Al decreto sono presenti tre Allegati, quali:

  1. Allegato  I – Modello di Registro cronologico di carico e scarico (art. 4, comma 1)
  2. Allegato II – Modello di Formulario di identificazione (art. 5, comma 1)
  3. Allegato III – Contributo annuale e diritto di segreteria per l’iscrizione al RENTRI (art. 14)

La DG competente del MASE, sentito l’Albo nazionale gestori ambientali, dovrà definire entro 180 giorni dalla data di entrata in vigore del presente regolamento, con uno o più decreti direttoriali:

a) le modalità operative per assicurare la trasmissione dei dati al RENTRI ed il suo funzionamento, nonché il monitoraggio con i relativi indicatori, anche nel rispetto delle disposizioni contenute nel regolamento (UE) 2016/679;

b) le istruzioni per l’accesso e l’iscrizione da parte degli operatori al RENTRI, l’informativa sulla privacy volta ad ottenere il previsto consenso al trattamento dei dati, contenente, tra l’altro, la tipologia dei dati raccolti, la durata della loro conservazione nei sistemi informativi, le finalità perseguite, le operazioni da svolgere, l’individuazione del titolare del trattamento e il ruolo dei soggetti in esso coinvolti;

c) i requisiti informatici per garantire l’interoperabilità del RENTRI con i sistemi adottati dagli operatori;

d) le modalità di compilazione del registro cronologico e del formulario di identificazione rifiuti;

e) i requisiti per i servizi di consultazione da parte delle amministrazioni interessate;

f) i manuali e le guide sintetiche a supporto degli operatori e degli utenti;

g) le modalità di funzionamento degli strumenti di supporto.

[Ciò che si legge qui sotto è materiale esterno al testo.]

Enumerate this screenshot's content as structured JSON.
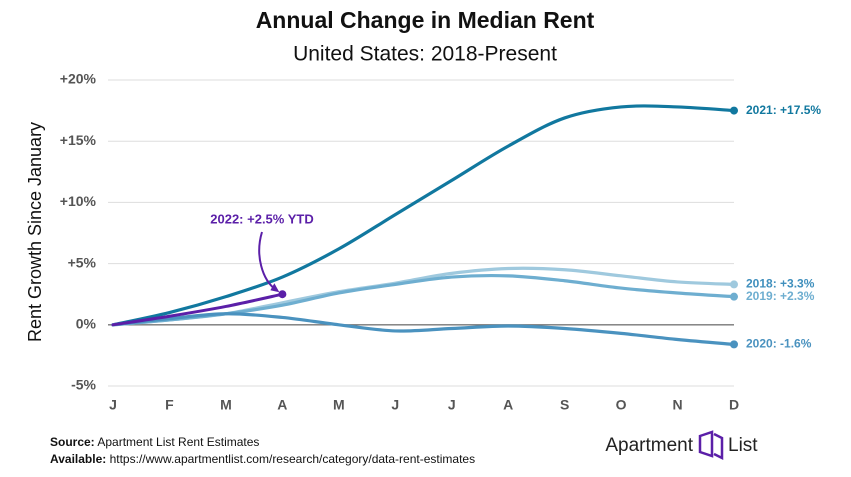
{
  "chart_data": {
    "type": "line",
    "title": "Annual Change in Median Rent",
    "subtitle": "United States: 2018-Present",
    "y_label": "Rent Growth Since January",
    "categories": [
      "J",
      "F",
      "M",
      "A",
      "M",
      "J",
      "J",
      "A",
      "S",
      "O",
      "N",
      "D"
    ],
    "ylim": [
      -5,
      20
    ],
    "yticks": [
      {
        "value": -5,
        "label": "-5%"
      },
      {
        "value": 0,
        "label": "0%"
      },
      {
        "value": 5,
        "label": "+5%"
      },
      {
        "value": 10,
        "label": "+10%"
      },
      {
        "value": 15,
        "label": "+15%"
      },
      {
        "value": 20,
        "label": "+20%"
      }
    ],
    "grid": true,
    "series": [
      {
        "name": "2021",
        "color": "#11789f",
        "end_label": "2021: +17.5%",
        "values": [
          0,
          1.0,
          2.3,
          3.9,
          6.2,
          9.0,
          11.8,
          14.6,
          16.9,
          17.8,
          17.8,
          17.5
        ]
      },
      {
        "name": "2018",
        "color": "#9fc9de",
        "end_label": "2018: +3.3%",
        "values": [
          0,
          0.4,
          0.9,
          1.8,
          2.7,
          3.4,
          4.2,
          4.6,
          4.5,
          4.0,
          3.5,
          3.3
        ]
      },
      {
        "name": "2019",
        "color": "#6eaed0",
        "end_label": "2019: +2.3%",
        "values": [
          0,
          0.4,
          0.9,
          1.6,
          2.6,
          3.3,
          3.9,
          4.0,
          3.6,
          3.0,
          2.6,
          2.3
        ]
      },
      {
        "name": "2020",
        "color": "#4a92bf",
        "end_label": "2020: -1.6%",
        "values": [
          0,
          0.5,
          0.9,
          0.6,
          0.0,
          -0.5,
          -0.3,
          -0.1,
          -0.3,
          -0.7,
          -1.2,
          -1.6
        ]
      },
      {
        "name": "2022",
        "color": "#5b1fa8",
        "end_label": "2022: +2.5% YTD",
        "values": [
          0,
          0.7,
          1.5,
          2.5,
          null,
          null,
          null,
          null,
          null,
          null,
          null,
          null
        ]
      }
    ]
  },
  "footer": {
    "source_label": "Source:",
    "source": "Apartment List Rent Estimates",
    "available_label": "Available:",
    "available": "https://www.apartmentlist.com/research/category/data-rent-estimates",
    "logo": "Apartment",
    "logo2": "List"
  }
}
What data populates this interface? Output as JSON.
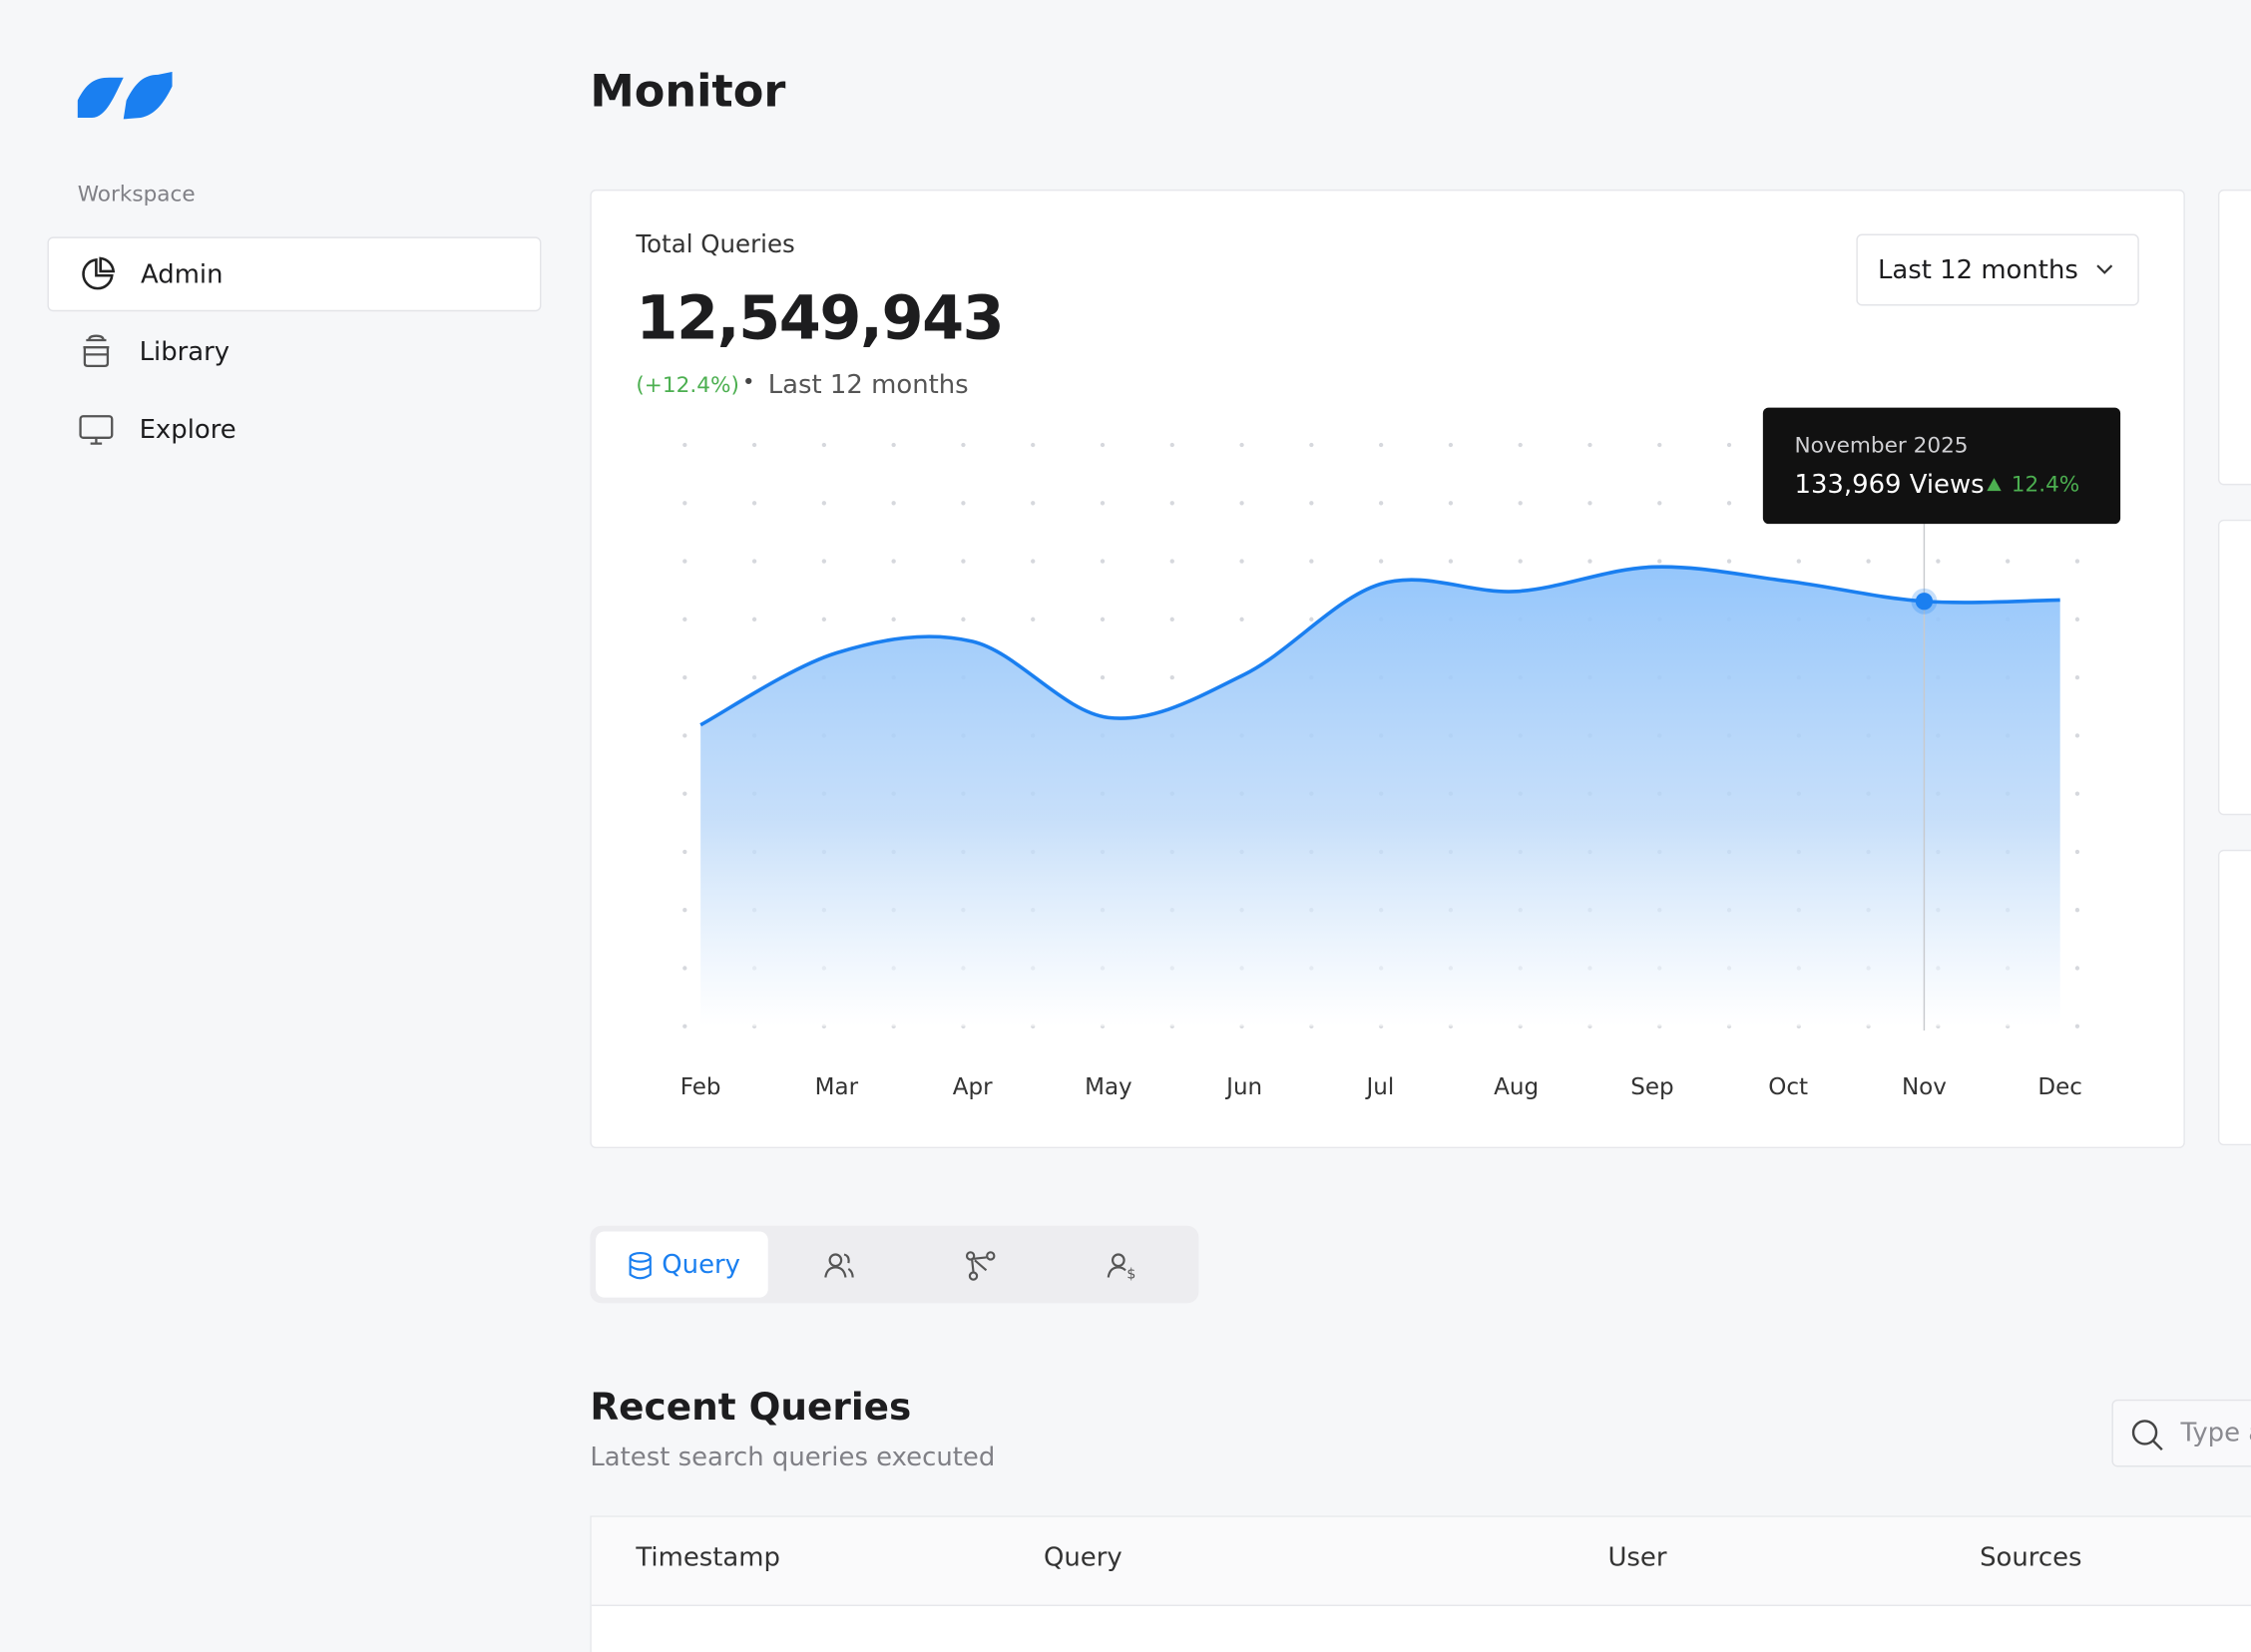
{
  "sidebar": {
    "section": "Workspace",
    "items": [
      "Admin",
      "Library",
      "Explore"
    ]
  },
  "header": {
    "title": "Monitor"
  },
  "card": {
    "label": "Total Queries",
    "total": "12,549,943",
    "change": "(+12.4%)",
    "period": "Last 12 months",
    "dropdown": "Last 12 months"
  },
  "chart_data": {
    "type": "area",
    "categories": [
      "Feb",
      "Mar",
      "Apr",
      "May",
      "Jun",
      "Jul",
      "Aug",
      "Sep",
      "Oct",
      "Nov",
      "Dec"
    ],
    "values": [
      95000,
      117700,
      121300,
      97300,
      110900,
      139400,
      137100,
      144800,
      140300,
      133969,
      134400
    ],
    "color": "#1a7ff0",
    "tooltip": {
      "title": "November 2025",
      "value_label": "133,969 Views",
      "change": "12.4%"
    }
  },
  "tabs": [
    "Query"
  ],
  "recent": {
    "title": "Recent Queries",
    "subtitle": "Latest search queries executed",
    "search_placeholder": "Type a"
  },
  "table": {
    "columns": [
      "Timestamp",
      "Query",
      "User",
      "Sources"
    ]
  }
}
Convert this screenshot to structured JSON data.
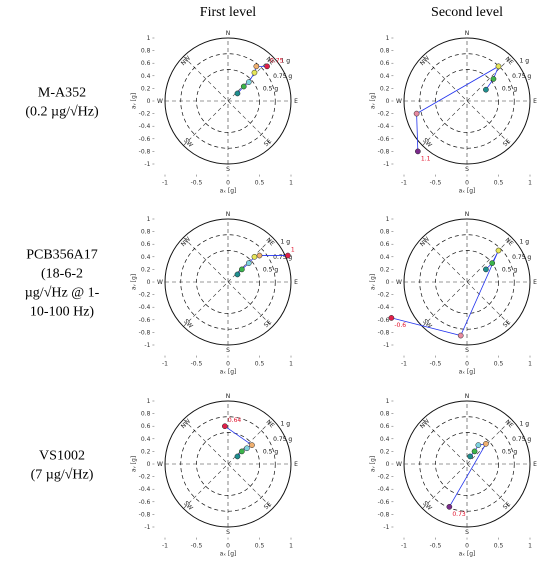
{
  "column_titles": [
    "First level",
    "Second level"
  ],
  "row_labels": [
    [
      "M-A352",
      "(0.2 µg/√Hz)"
    ],
    [
      "PCB356A17",
      "(18-6-2",
      "µg/√Hz @ 1-",
      "10-100 Hz)"
    ],
    [
      "VS1002",
      "(7 µg/√Hz)"
    ]
  ],
  "chart_data": [
    {
      "type": "scatter",
      "xlabel": "aₓ [g]",
      "ylabel": "aᵧ [g]",
      "xlim": [
        -1.2,
        1.2
      ],
      "ylim": [
        -1.2,
        1.2
      ],
      "xticks": [
        -1,
        -0.5,
        0,
        0.5,
        1
      ],
      "yticks": [
        -1,
        -0.8,
        -0.6,
        -0.4,
        -0.2,
        0,
        0.2,
        0.4,
        0.6,
        0.8,
        1
      ],
      "directions": [
        "N",
        "NE",
        "E",
        "SE",
        "S",
        "SW",
        "W",
        "NW"
      ],
      "rings": [
        {
          "value": 1,
          "label": "1 g"
        },
        {
          "value": 0.75,
          "label": "0.75 g"
        },
        {
          "value": 0.5,
          "label": "0.5 g"
        }
      ],
      "line_color": "#2233ee",
      "x": [
        0.15,
        0.25,
        0.33,
        0.42,
        0.45,
        0.62
      ],
      "values": [
        0.12,
        0.23,
        0.3,
        0.45,
        0.55,
        0.55
      ],
      "colors": [
        "#1f8f8f",
        "#3cb44b",
        "#7fd3e0",
        "#e6e65a",
        "#f0b070",
        "#e0204a"
      ],
      "point_labels": [
        null,
        null,
        null,
        null,
        null,
        "0.75"
      ]
    },
    {
      "type": "scatter",
      "xlabel": "aₓ [g]",
      "ylabel": "aᵧ [g]",
      "xlim": [
        -1.2,
        1.2
      ],
      "ylim": [
        -1.2,
        1.2
      ],
      "xticks": [
        -1,
        -0.5,
        0,
        0.5,
        1
      ],
      "yticks": [
        -1,
        -0.8,
        -0.6,
        -0.4,
        -0.2,
        0,
        0.2,
        0.4,
        0.6,
        0.8,
        1
      ],
      "directions": [
        "N",
        "NE",
        "E",
        "SE",
        "S",
        "SW",
        "W",
        "NW"
      ],
      "rings": [
        {
          "value": 1,
          "label": "1 g"
        },
        {
          "value": 0.75,
          "label": "0.75 g"
        },
        {
          "value": 0.5,
          "label": "0.5 g"
        }
      ],
      "line_color": "#2233ee",
      "x": [
        0.3,
        0.42,
        0.5,
        -0.8,
        -0.78
      ],
      "values": [
        0.18,
        0.35,
        0.55,
        -0.2,
        -0.8
      ],
      "colors": [
        "#1f8f8f",
        "#3cb44b",
        "#e6e65a",
        "#e88aa0",
        "#7a2a8a"
      ],
      "point_labels": [
        null,
        null,
        null,
        null,
        "1.1"
      ]
    },
    {
      "type": "scatter",
      "xlabel": "aₓ [g]",
      "ylabel": "aᵧ [g]",
      "xlim": [
        -1.2,
        1.2
      ],
      "ylim": [
        -1.2,
        1.2
      ],
      "xticks": [
        -1,
        -0.5,
        0,
        0.5,
        1
      ],
      "yticks": [
        -1,
        -0.8,
        -0.6,
        -0.4,
        -0.2,
        0,
        0.2,
        0.4,
        0.6,
        0.8,
        1
      ],
      "directions": [
        "N",
        "NE",
        "E",
        "SE",
        "S",
        "SW",
        "W",
        "NW"
      ],
      "rings": [
        {
          "value": 1,
          "label": "1 g"
        },
        {
          "value": 0.75,
          "label": "0.75 g"
        },
        {
          "value": 0.5,
          "label": "0.5 g"
        }
      ],
      "line_color": "#2233ee",
      "x": [
        0.15,
        0.22,
        0.33,
        0.42,
        0.5,
        0.95
      ],
      "values": [
        0.12,
        0.2,
        0.3,
        0.4,
        0.42,
        0.42
      ],
      "colors": [
        "#1f8f8f",
        "#3cb44b",
        "#7fd3e0",
        "#e6e65a",
        "#f0b070",
        "#e0204a"
      ],
      "point_labels": [
        null,
        null,
        null,
        null,
        null,
        "1"
      ]
    },
    {
      "type": "scatter",
      "xlabel": "aₓ [g]",
      "ylabel": "aᵧ [g]",
      "xlim": [
        -1.2,
        1.2
      ],
      "ylim": [
        -1.2,
        1.2
      ],
      "xticks": [
        -1,
        -0.5,
        0,
        0.5,
        1
      ],
      "yticks": [
        -1,
        -0.8,
        -0.6,
        -0.4,
        -0.2,
        0,
        0.2,
        0.4,
        0.6,
        0.8,
        1
      ],
      "directions": [
        "N",
        "NE",
        "E",
        "SE",
        "S",
        "SW",
        "W",
        "NW"
      ],
      "rings": [
        {
          "value": 1,
          "label": "1 g"
        },
        {
          "value": 0.75,
          "label": "0.75 g"
        },
        {
          "value": 0.5,
          "label": "0.5 g"
        }
      ],
      "line_color": "#2233ee",
      "x": [
        0.3,
        0.4,
        0.5,
        -0.1,
        -1.2
      ],
      "values": [
        0.2,
        0.3,
        0.5,
        -0.85,
        -0.57
      ],
      "colors": [
        "#1f8f8f",
        "#3cb44b",
        "#e6e65a",
        "#e88aa0",
        "#e0204a"
      ],
      "point_labels": [
        null,
        null,
        null,
        null,
        "-0.6"
      ]
    },
    {
      "type": "scatter",
      "xlabel": "aₓ [g]",
      "ylabel": "aᵧ [g]",
      "xlim": [
        -1.2,
        1.2
      ],
      "ylim": [
        -1.2,
        1.2
      ],
      "xticks": [
        -1,
        -0.5,
        0,
        0.5,
        1
      ],
      "yticks": [
        -1,
        -0.8,
        -0.6,
        -0.4,
        -0.2,
        0,
        0.2,
        0.4,
        0.6,
        0.8,
        1
      ],
      "directions": [
        "N",
        "NE",
        "E",
        "SE",
        "S",
        "SW",
        "W",
        "NW"
      ],
      "rings": [
        {
          "value": 1,
          "label": "1 g"
        },
        {
          "value": 0.75,
          "label": "0.75 g"
        },
        {
          "value": 0.5,
          "label": "0.5 g"
        }
      ],
      "line_color": "#2233ee",
      "x": [
        0.15,
        0.22,
        0.3,
        0.38,
        -0.05
      ],
      "values": [
        0.12,
        0.2,
        0.25,
        0.3,
        0.6
      ],
      "colors": [
        "#1f8f8f",
        "#3cb44b",
        "#7fd3e0",
        "#f0b070",
        "#e0204a"
      ],
      "point_labels": [
        null,
        null,
        null,
        null,
        "0.64"
      ]
    },
    {
      "type": "scatter",
      "xlabel": "aₓ [g]",
      "ylabel": "aᵧ [g]",
      "xlim": [
        -1.2,
        1.2
      ],
      "ylim": [
        -1.2,
        1.2
      ],
      "xticks": [
        -1,
        -0.5,
        0,
        0.5,
        1
      ],
      "yticks": [
        -1,
        -0.8,
        -0.6,
        -0.4,
        -0.2,
        0,
        0.2,
        0.4,
        0.6,
        0.8,
        1
      ],
      "directions": [
        "N",
        "NE",
        "E",
        "SE",
        "S",
        "SW",
        "W",
        "NW"
      ],
      "rings": [
        {
          "value": 1,
          "label": "1 g"
        },
        {
          "value": 0.75,
          "label": "0.75 g"
        },
        {
          "value": 0.5,
          "label": "0.5 g"
        }
      ],
      "line_color": "#2233ee",
      "x": [
        0.05,
        0.12,
        0.18,
        0.3,
        -0.28
      ],
      "values": [
        0.12,
        0.2,
        0.3,
        0.32,
        -0.68
      ],
      "colors": [
        "#1f8f8f",
        "#3cb44b",
        "#7fd3e0",
        "#f0b070",
        "#7a2a8a"
      ],
      "point_labels": [
        null,
        null,
        null,
        null,
        "0.73"
      ]
    }
  ]
}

Fino all’entrata in vigore del nuovo sistema:

  • la tracciabilità dei rifiuti continua ad essere assicurata dalla vigente normativa contenuta negli art. 190 e 193 del D.lgs. 152/2006 e ai collegati decreti ministeriali riportanti i modelli di registro di carico e scarico (DM 148/98) e di formulario di trasporto (DM 145/98) ai sensi di quanto previsto dall’art. 9 comma 2;
  • le nuove modalità di tenuta e di trasmissione dei dati di registri e formulari di trasporto continuano ad essere oggetto della sperimentazione, partita nell’estate del 2021 e coordinata dall’Albo Nazionale Gestori Ambientali.